Which is a step in the right direction.
But personally, I'm going to wait for more data. So, if you need a workout plan… and a way to cook, there is always cast iron cookware.
Seriously, the weight of these can be a problem if you have any kind of arthritis in the hands or wrists, as they can be quite heavy. But otherwise, they are a relatively healthy option. Yes, the iron will leech into your food. And for most people, this isn't a problem.
But, for small children and post-menopausal women – or anyone who already has a lot of iron in their diet – cooking with cast iron may not be the best choice.
Stainless steel is another possible option to consider. It contains a mixture of metals, such as nickel, chromium, molybdenum, and yes, sometimes aluminum. The problem is you never quite know what the mixture is, and whether or not it might be harmful. If you're going to go with stainless steel cookware, be sure it is high-grade surgical steel. It will cost you more… but it's worth it.
And last but not least…
Have you ever wondered why glass is used for laboratory testing most often? Because it's non-porous, does not react with its contents, and can sustain high temperatures if it's the right thickness.

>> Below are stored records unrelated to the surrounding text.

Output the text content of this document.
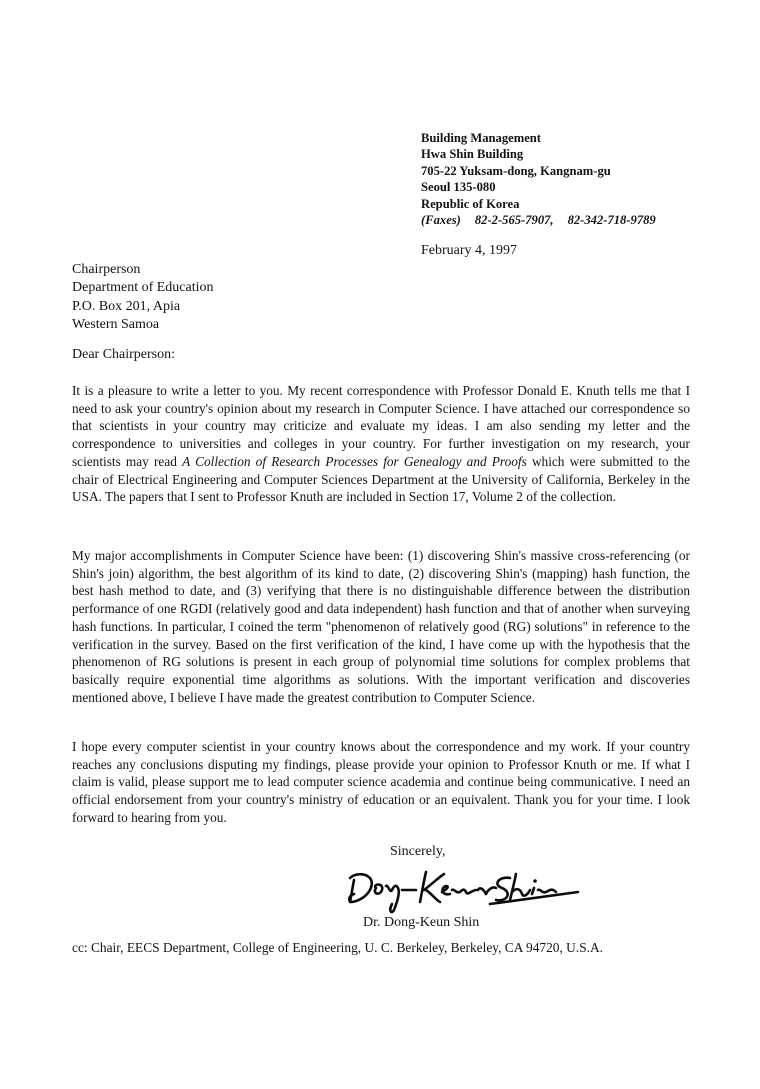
Building Management
Hwa Shin Building
705-22 Yuksam-dong, Kangnam-gu
Seoul 135-080
Republic of Korea
(Faxes) 82-2-565-7907, 82-342-718-9789
February 4, 1997
Chairperson
Department of Education
P.O. Box 201, Apia
Western Samoa
Dear Chairperson:
It is a pleasure to write a letter to you. My recent correspondence with Professor Donald E. Knuth tells me that I need to ask your country's opinion about my research in Computer Science. I have attached our correspondence so that scientists in your country may criticize and evaluate my ideas. I am also sending my letter and the correspondence to universities and colleges in your country. For further investigation on my research, your scientists may read A Collection of Research Processes for Genealogy and Proofs which were submitted to the chair of Electrical Engineering and Computer Sciences Department at the University of California, Berkeley in the USA. The papers that I sent to Professor Knuth are included in Section 17, Volume 2 of the collection.
My major accomplishments in Computer Science have been: (1) discovering Shin's massive cross-referencing (or Shin's join) algorithm, the best algorithm of its kind to date, (2) discovering Shin's (mapping) hash function, the best hash method to date, and (3) verifying that there is no distinguishable difference between the distribution performance of one RGDI (relatively good and data independent) hash function and that of another when surveying hash functions. In particular, I coined the term "phenomenon of relatively good (RG) solutions" in reference to the verification in the survey. Based on the first verification of the kind, I have come up with the hypothesis that the phenomenon of RG solutions is present in each group of polynomial time solutions for complex problems that basically require exponential time algorithms as solutions. With the important verification and discoveries mentioned above, I believe I have made the greatest contribution to Computer Science.
I hope every computer scientist in your country knows about the correspondence and my work. If your country reaches any conclusions disputing my findings, please provide your opinion to Professor Knuth or me. If what I claim is valid, please support me to lead computer science academia and continue being communicative. I need an official endorsement from your country's ministry of education or an equivalent. Thank you for your time. I look forward to hearing from you.
Sincerely,
Dr. Dong-Keun Shin
cc: Chair, EECS Department, College of Engineering, U. C. Berkeley, Berkeley, CA 94720, U.S.A.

Which makes it perfect for cookware, too.
Ceramic, stoneware and enameled cookware share some of the same qualities, and now that lead is no longer used to process these materials, they're considered safe.
The main reason many people shy away from glass and ceramic cookware is durability. Glass and ceramic can break. And broken glass is definitely not the safest or most desirable kitchen item!
However, glass and ceramic cookware is making a comeback, as is stoneware, which is largely used in the over rather than on the stovetop. And as far as health and safety, they're the best options for my money. Just be sure they are lead-free, and the right heat resistance for your intended use when you make your purchase.
Only you know your cooking needs and preferences.
A chef-level cook is likely to have very strong opinions about which type of cookware makes a better omelet. And an environmentalist will have an opinion about the material. And a bird lover would like to still have a bird – singing in its cage – by the end of the meal.
But at least knowing the pros and cons of each option helps you make an educated decision, based on your needs and preferences.
Now, when they make cookware that makes dinner for you, it better be safe and healthy to use… because that's the one most of us are waiting for!
The best is yet to be..... Vest.... Back later.